# Python Decision Tree
A Jupyter notebook for building a machine learning decision tree.

## 1. Import libraries

Google "python decision tree". You'll see the first result takes us to http://scikit-learn.org/stable/modules/tree.html. This is the documentation for a python machine learning package called `sklearn` will be our guide, and we will adapt it for our HR data.

Following this documentation, our first step is to import in the code to build a decision tree:


In [None]:
from sklearn import tree
import pandas as pd

## 2. Load data

Where is our data right now? In a csv file, in the same folder as this file. So, we've got to bring that data in, we've got to make the connection.

Let's go back to google for guidance. "import csv python" or other variations show some [ugly code](https://docs.python.org/2/library/csv.html). There must me a simpler way!

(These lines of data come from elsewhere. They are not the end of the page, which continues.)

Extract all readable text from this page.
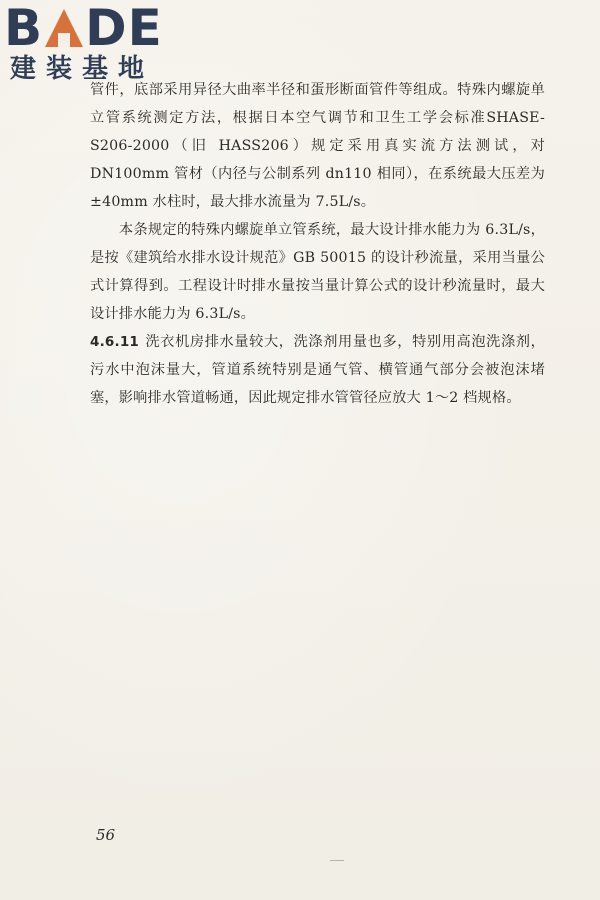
B DE
建装基地

管件，底部采用异径大曲率半径和蛋形断面管件等组成。特殊内螺旋单立管系统测定方法，根据日本空气调节和卫生工学会标准SHASE-S206-2000（旧 HASS206）规定采用真实流方法测试，对 DN100mm 管材（内径与公制系列 dn110 相同），在系统最大压差为±40mm 水柱时，最大排水流量为 7.5L/s。

本条规定的特殊内螺旋单立管系统，最大设计排水能力为 6.3L/s，是按《建筑给水排水设计规范》GB 50015 的设计秒流量，采用当量公式计算得到。工程设计时排水量按当量计算公式的设计秒流量时，最大设计排水能力为 6.3L/s。

4.6.11 洗衣机房排水量较大，洗涤剂用量也多，特别用高泡洗涤剂，污水中泡沫量大，管道系统特别是通气管、横管通气部分会被泡沫堵塞，影响排水管道畅通，因此规定排水管管径应放大 1～2 档规格。

56
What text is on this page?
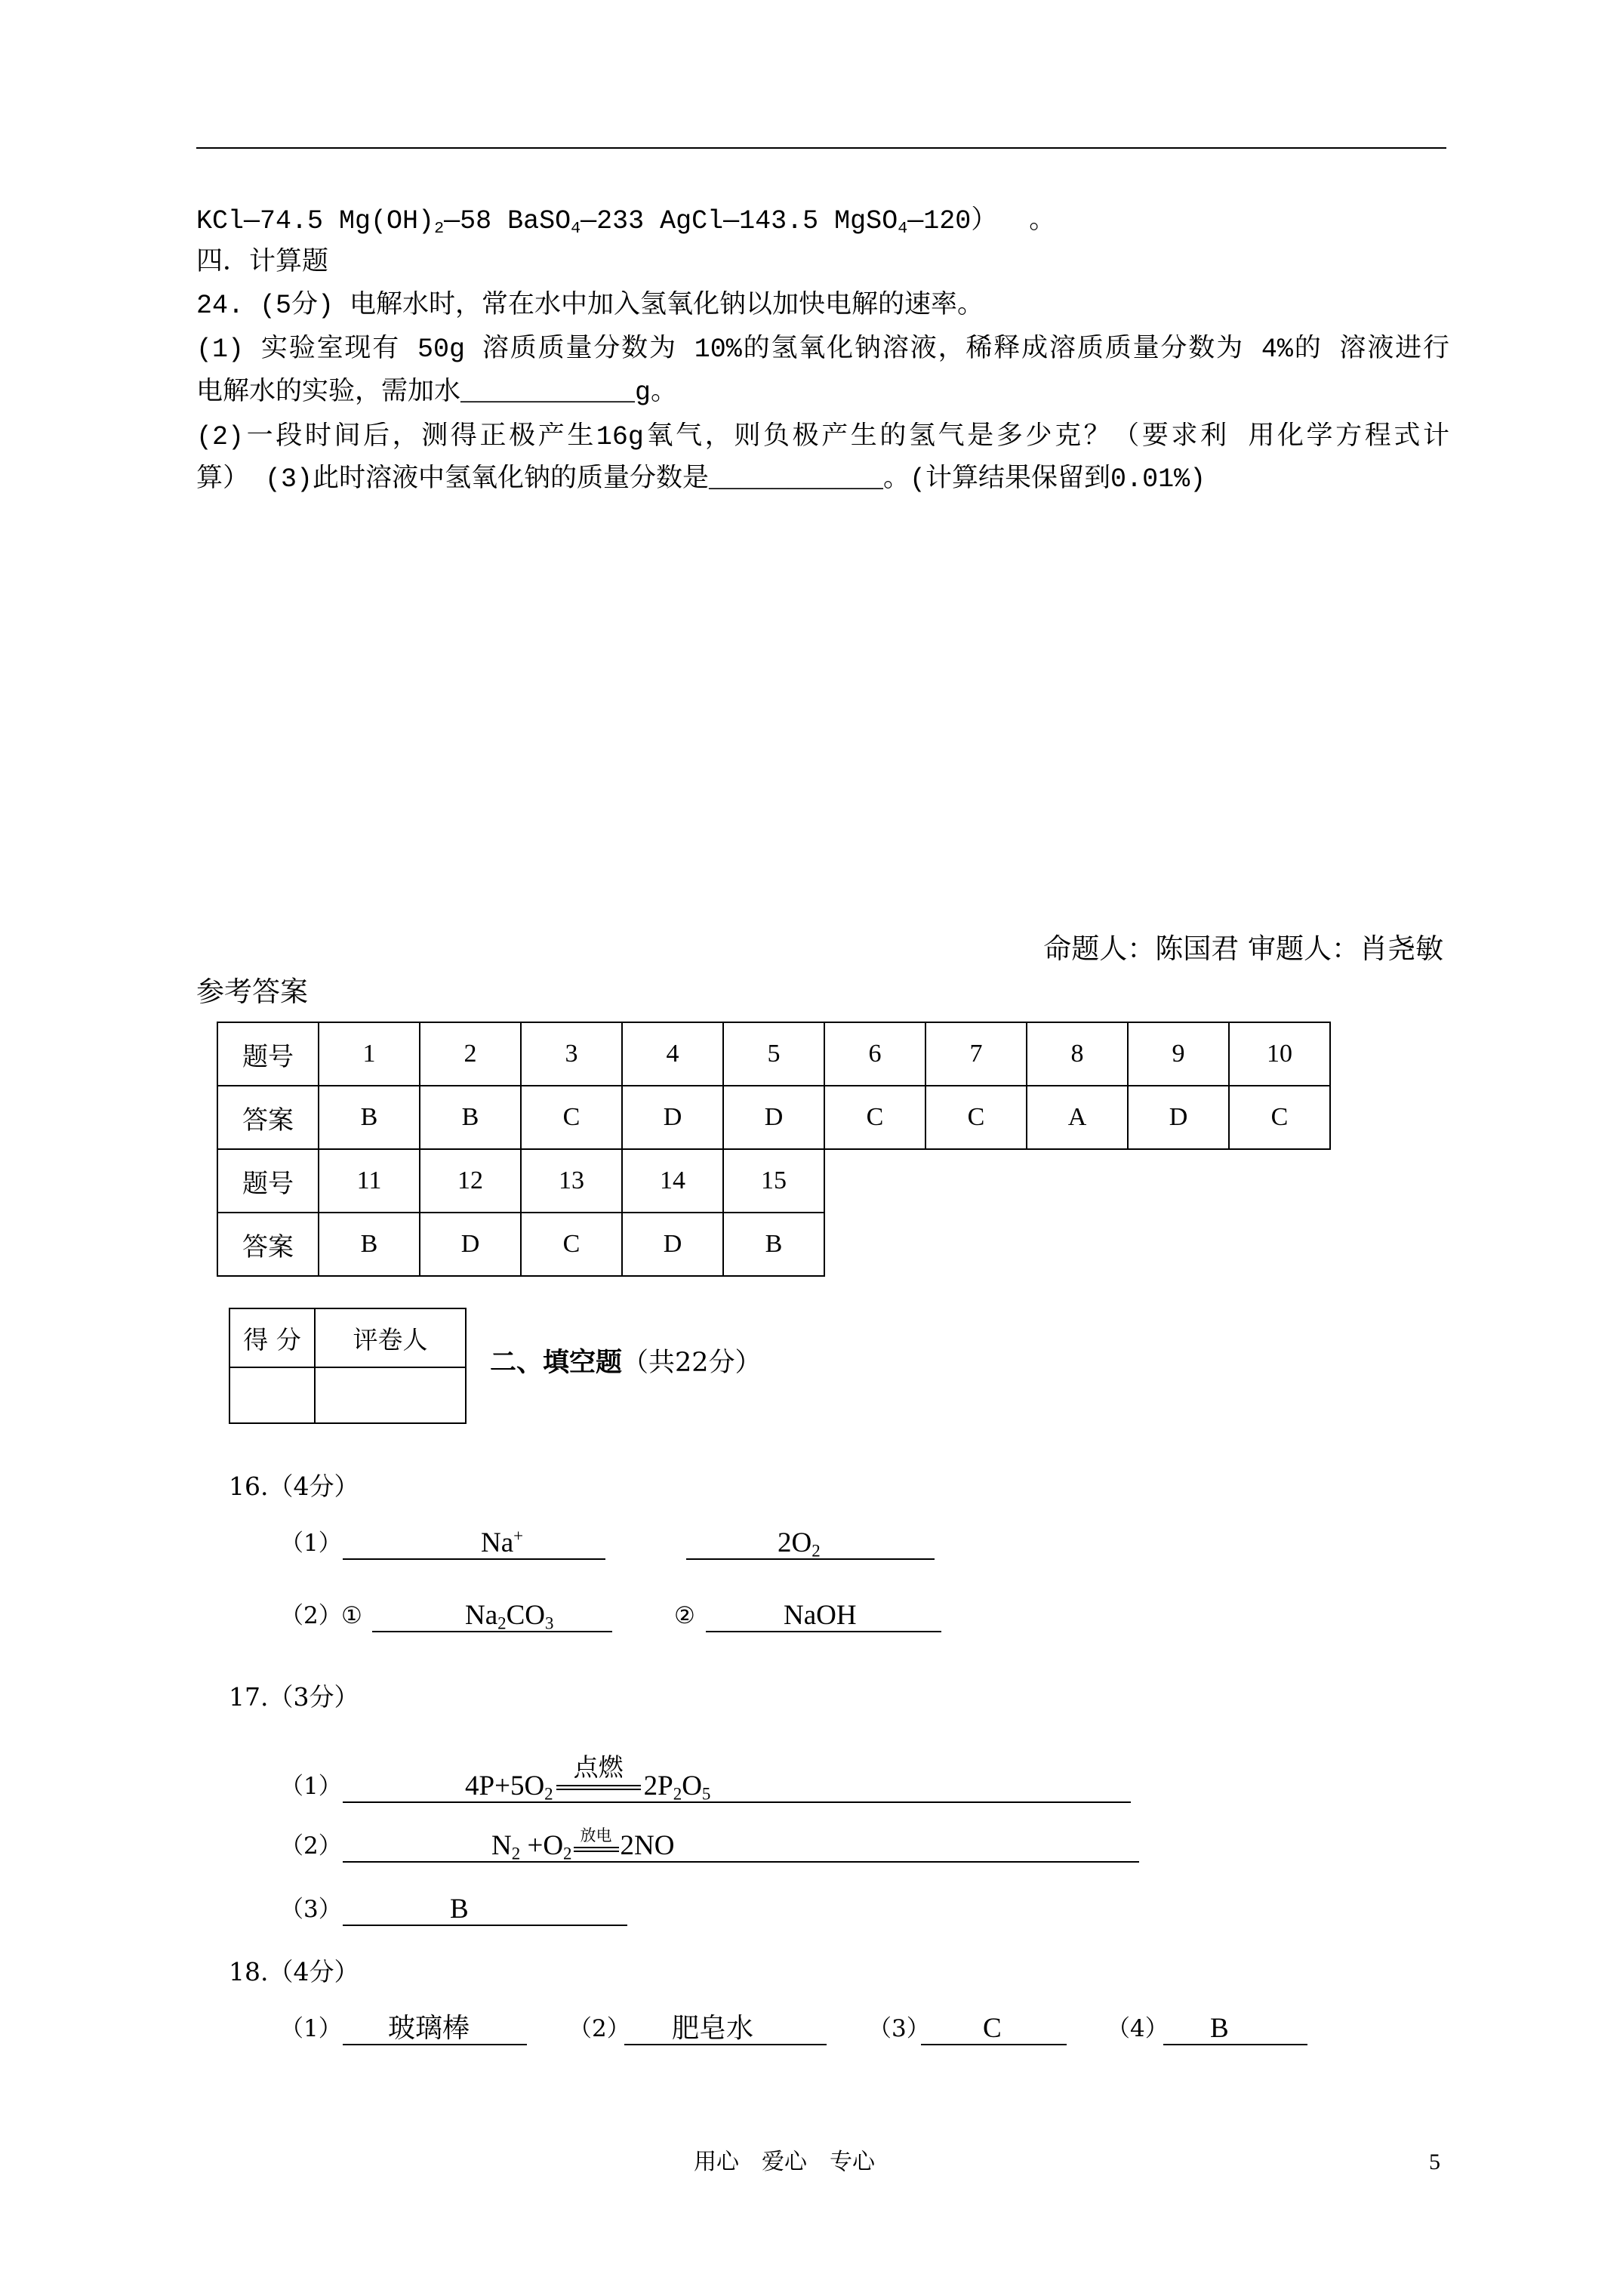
KCl—74.5 $Mg(OH)_2—58$ BaSO$_4$—233 AgCl—143.5 MgSO$_4$—120）  。
四．计算题
24. (5分) 电解水时，常在水中加入氢氧化钠以加快电解的速率。
(1) 实验室现有 50g 溶质质量分数为 10%的氢氧化钠溶液，稀释成溶质质量分数为 4%的 溶液进行
电解水的实验，需加水___________g。
(2)一段时间后，测得正极产生16g氧气，则负极产生的氢气是多少克？（要求利 用化学方程式计
算） (3)此时溶液中氢氧化钠的质量分数是___________。(计算结果保留到0.01%)
命题人：陈国君 审题人：肖尧敏
参考答案
题号	1	2	3	4	5	6	7	8	9	10
答案	B	B	C	D	D	C	C	A	D	C
题号	11	12	13	14	15					
答案	B	D	C	D	B					
得 分	评卷人

二、填空题（共22分）
16.（4分）
（1）	Na+	$2O_2$
（2） ①	$Na_2CO_3$	②	NaOH
17.（3分）
（1）	$4P+5O_2$
点燃
$2P_2O_5$
（2）	$N_2 +O_2$
放电 2NO
（3）	B
18.（4分）
（1）	玻璃棒	（2）	肥皂水	（3）	C	（4）	B
用心　爱心　专心	5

Well, thanks to [Wes Mckinney](http://wesmckinney.com/), there is. He created another library to make things a lot smoother for data scientists and he called it "pandas".

If we google "import csv pandas" we find a few walkthroughs, including https://pythonhow.com/data-analysis-with-python-pandas/.

Looks like we need to import it, so let's add that under our "Import libraries" section above and then load in our data.

It's also always good to look at the data we're loading in, so we can use `data.head()` for a preview of the top few lines:

In [None]:
data = pd.read_csv("../HR_clean.csv")
data.head()

Now, following the sklearn documentation again, we want to separate out our Y (the thing we want to predict), from our X (the things we want to use to predict Y).

Grabbing one column is easy, but to grab a range, we have to use `.iloc` for index location:

In [None]:
Y = data["resigned"]
X = data.iloc[:,4:-1]

## 3. Build and fit decision tree

Now we have our data ready, let's make this machine learn!

We can now copy and paste in those last two lines from the sklearn documentation below, and run it for machine learning model (stored inside `clf`):

In [None]:
clf = tree.DecisionTreeClassifier(max_depth = 3)
clf = clf.fit(X, Y)

<br><br><br>...wait, that's it? Can I see my tree please?<br><br><br>
## 4. Evaluate decision tree

Looking further down our sklearn documentation, it looks like they've given us code to visualize the decision tree that is stored inside `clf`. We have taken that code and adapted it for our data below, just run it and take a look:

In [None]:
import graphviz

dot_data = tree.export_graphviz(clf, out_file=None, 
                         feature_names = X.columns,  
                         class_names = ["stay","leave"],  
                         filled=True, rounded=True,  
                         special_characters=True)  
graph = graphviz.Source(dot_data)  
graph 

Wait, is your tree huge? If so, then it means we're probably asking *too many* questions. To limit the number we can add the `max_depth=3` parameter to our `tree.DecisionTreeClassifier()` method above, and re-run our code. This is important, as managing the depth of your tree prevents [overfitting](https://elitedatascience.com/overfitting-in-machine-learning).

The last question we might have is, "how good is this tree"? Well, if we look deeper in the documentation, we'll see there's a simple way of testing the accuracy of our tree and making predictions.

This is just going to to test on the same data we trained on though, is that the best way of doing it?

In [None]:
clf.score(X,Y)

### ---- Bonus Material -----

What if we wanted to train on some data, and test on different data? Well, we could train on some of our data and then test on the rest, in a process known as **cross-validation**.

Sklearn even has it's own package for it: http://scikit-learn.org/stable/modules/cross_validation.html

And there is one function that will do this for us, known as `cross_val_score`:

In [None]:
from sklearn.model_selection import cross_val_score

train_test = cross_val_score(clf, X, Y)

print(train_test)